I am using this line to merge them all:
> datamerge <- do.call("rbind", lapply(file_list, FUN=function(files) {
read.table(files, header=T, sep="\t", fill=T)
}))
I get this:
> datamerge
Chrom start end ref alt Symbol Patient_id variant_class
1 10 116247760 116247760 T C ABLIM1 TCGA-A1-A0TT-01A-11D-A142-09 Missense_Mutation
2 12 43944926 43944926 T C ADAMTS20 TCGA-A1-A0TT-01A-11D-A142-09 Missense_Mutation
3 3 85932472 85932472 C T CADM2 TCGA-A1-A0TG-01A-11D-A142-09 Silent
4 2 25678299 25678299 C T DTNB TCGA-A1-A0TG-01A-11D-A142-09 Missense_Mutation
5 17 40272381 40272381 G A KAT2A TCGA-A1-A0TG-01A-11D-A142-09 Silent
6 5 80024722 80024722 T - MSH3 TCGA-A1-A0TG-01A-11D-A142-09 Frame_Shift_Del
7 6 135507043 135507044 - A MYB TCGA-A1-A0SH-01A-11D-A142-09 Frame_Shift_Ins
8 16 74425902 74425902 T C NPIPB15 TCGA-A1-A0BF-01A-11D-A142-09 Missense_Mutation
9 22 16449539 16449539 A G OR11H1 TCGA-A1-A0BF-01A-11D-A142-09 Missense_Mutation
10 20 16730581 16730581 G A OTOR TCGA-A1-A0BF-01A-11D-A142-09 Missense_Mutation
11 X 78216689 78216689 C T P2RY10 TCGA-A1-A0XB-01A-11D-A142-09 Silent
12 16 88790292 88790292 T C PIEZO1 TCGA-A1-A0XB-01A-11D-A142-09 Missense_Mutation
13 1 44476442 44476442 C T SLC6A9 TCGA-A1-A0XB-01A-11D-A142-09 Missense_Mutation
14 17 7491739 7491739 T G SOX15 TCGA-A1-A0YI-01A-11D-A142-09 Missense_Mutation
Note that each file has also its own "Patient_id" (with the same prefix plus other strings) on the merged table.
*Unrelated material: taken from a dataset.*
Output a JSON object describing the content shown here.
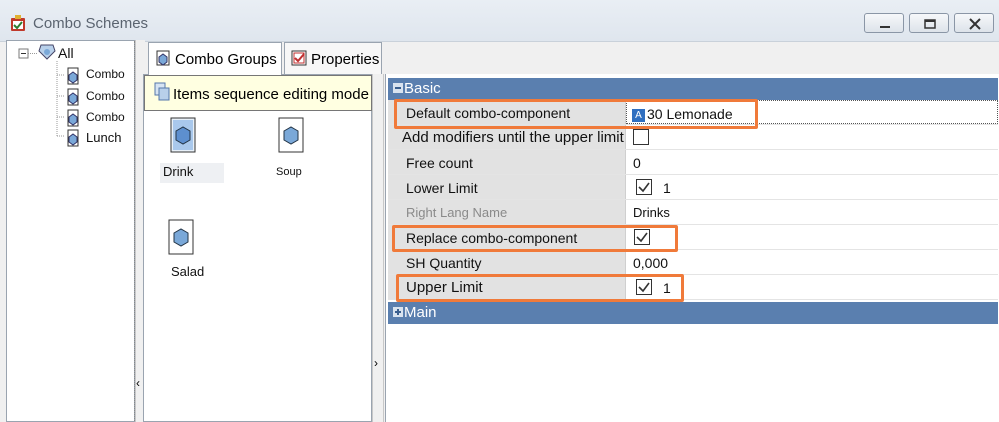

Now, as I said at the beginning I would like to keep my "Patient_id" with unique values to each file merged, however changing its name. Say, from the example here, all my samples are lung cancer (LUAD), so I would like something like this:
Chrom start end ref alt Symbol Patient_id variant_class
1 10 116247760 116247760 T C ABLIM1 LUNG_1 Missense_Mutation
2 12 43944926 43944926 T C ADAMTS20 LUNG_1 Missense_Mutation
3 3 85932472 85932472 C T CADM2 LUNG_2 Silent
4 2 25678299 25678299 C T DTNB LUNG_2 Missense_Mutation
5 17 40272381 40272381 G A KAT2A LUNG_2 Silent
6 5 80024722 80024722 T - MSH3 LUNG_2 Frame_Shift_Del
7 6 135507043 135507044 - A MYB LUNG_3 Frame_Shift_Ins
8 16 74425902 74425902 T C NPIPB15 LUNG_4 Missense_Mutation
9 22 16449539 16449539 A G OR11H1 LUNG_4 Missense_Mutation
10 20 16730581 16730581 G A OTOR LUNG_4 Missense_Mutation
11 X 78216689 78216689 C T P2RY10 LUNG_5 Silent
12 16 88790292 88790292 T C PIEZO1 LUNG_5 Missense_Mutation
13 1 44476442 44476442 C T SLC6A9 LUNG_5 Missense_Mutation
14 17 7491739 7491739 T G SOX15 LUNG_6 Missense_Mutation
Would you have any workaround for this? Either adding the proper name while merging the files or after it. It doesn't really matter to me.
Any help is very much appreciated! (:
Thanks a lot, benformatics! It was extremely helpful! Amazing!